With the election fever catching on the silly season begins and we will see every party and its uncle promising everything free. Except for cars and such items our governments have given out free stuff from food grains, cooked food, TV's Laptops, Cycles, Water, Power, loans etc.  With investments not happening, manufacturing sector not growing, jobs not getting created, our service industry like IT under threat of protectionism abroad we can ill afford to simply dole out freebies which are not valued. We have today created a Aadhar system at huge cost but still prefer freebies and dont use the system created. At this rate the next government will be left with a poisoned well and cleaning that would be a stupendous task and time consuming. Unless the Congress is striving to lose the election they would do well to control the damage quickly. They cannot be the party to drink from the poisoned well.  If the AAP wants to be a party that is different they must change the rules of the game and when they are attracting some top notch talent from the industry they must leverage them to be game changers.

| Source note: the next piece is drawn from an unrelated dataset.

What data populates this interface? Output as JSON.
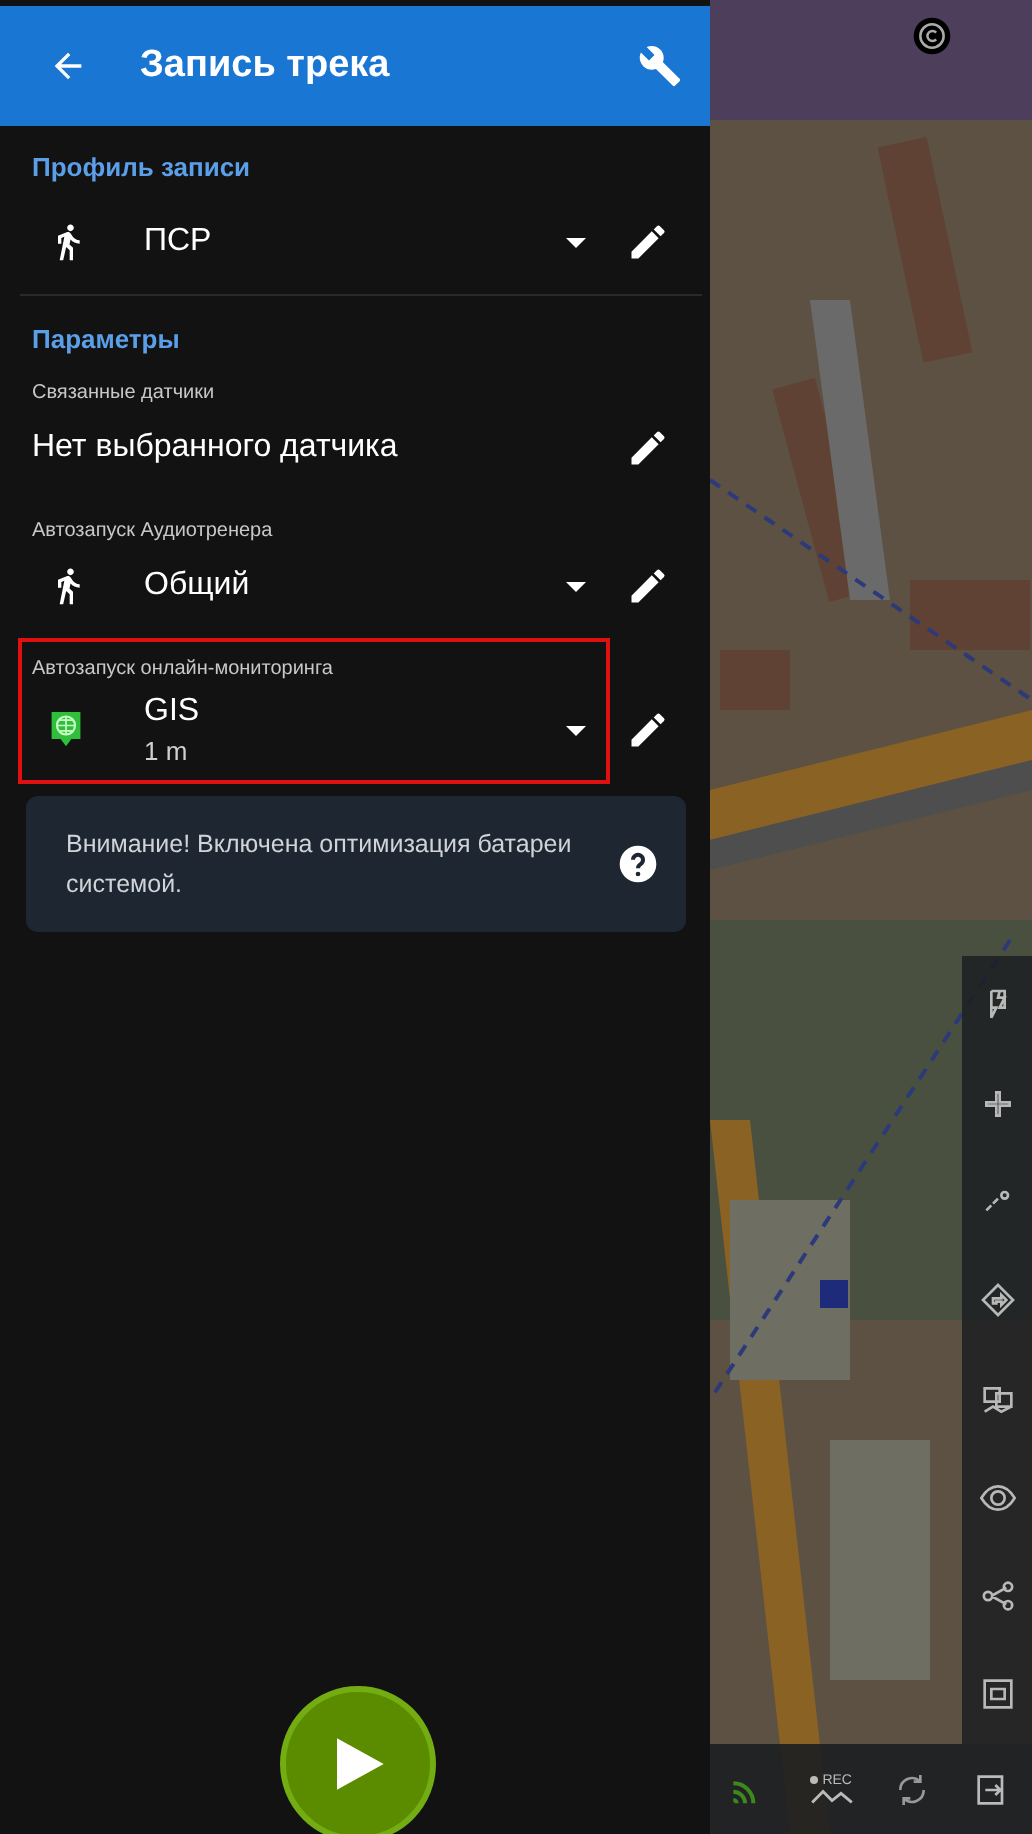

But they seem to be falling into the same old trap of other parties. As of now the BJP is the only party talking ONLY of governance and development. Whether they will hang on with courage of conviction or get trapped by the freebies announced by their opponents remains to be seen. 

But the writing on the wall is clear. Unless we clean up our economy and kickstart reforms 2.0 we are going to be in big trouble in the years ahead. And with a 65% population under the age of 40 we will have a different psychological problem in the populace instead of the psychology of subsidies.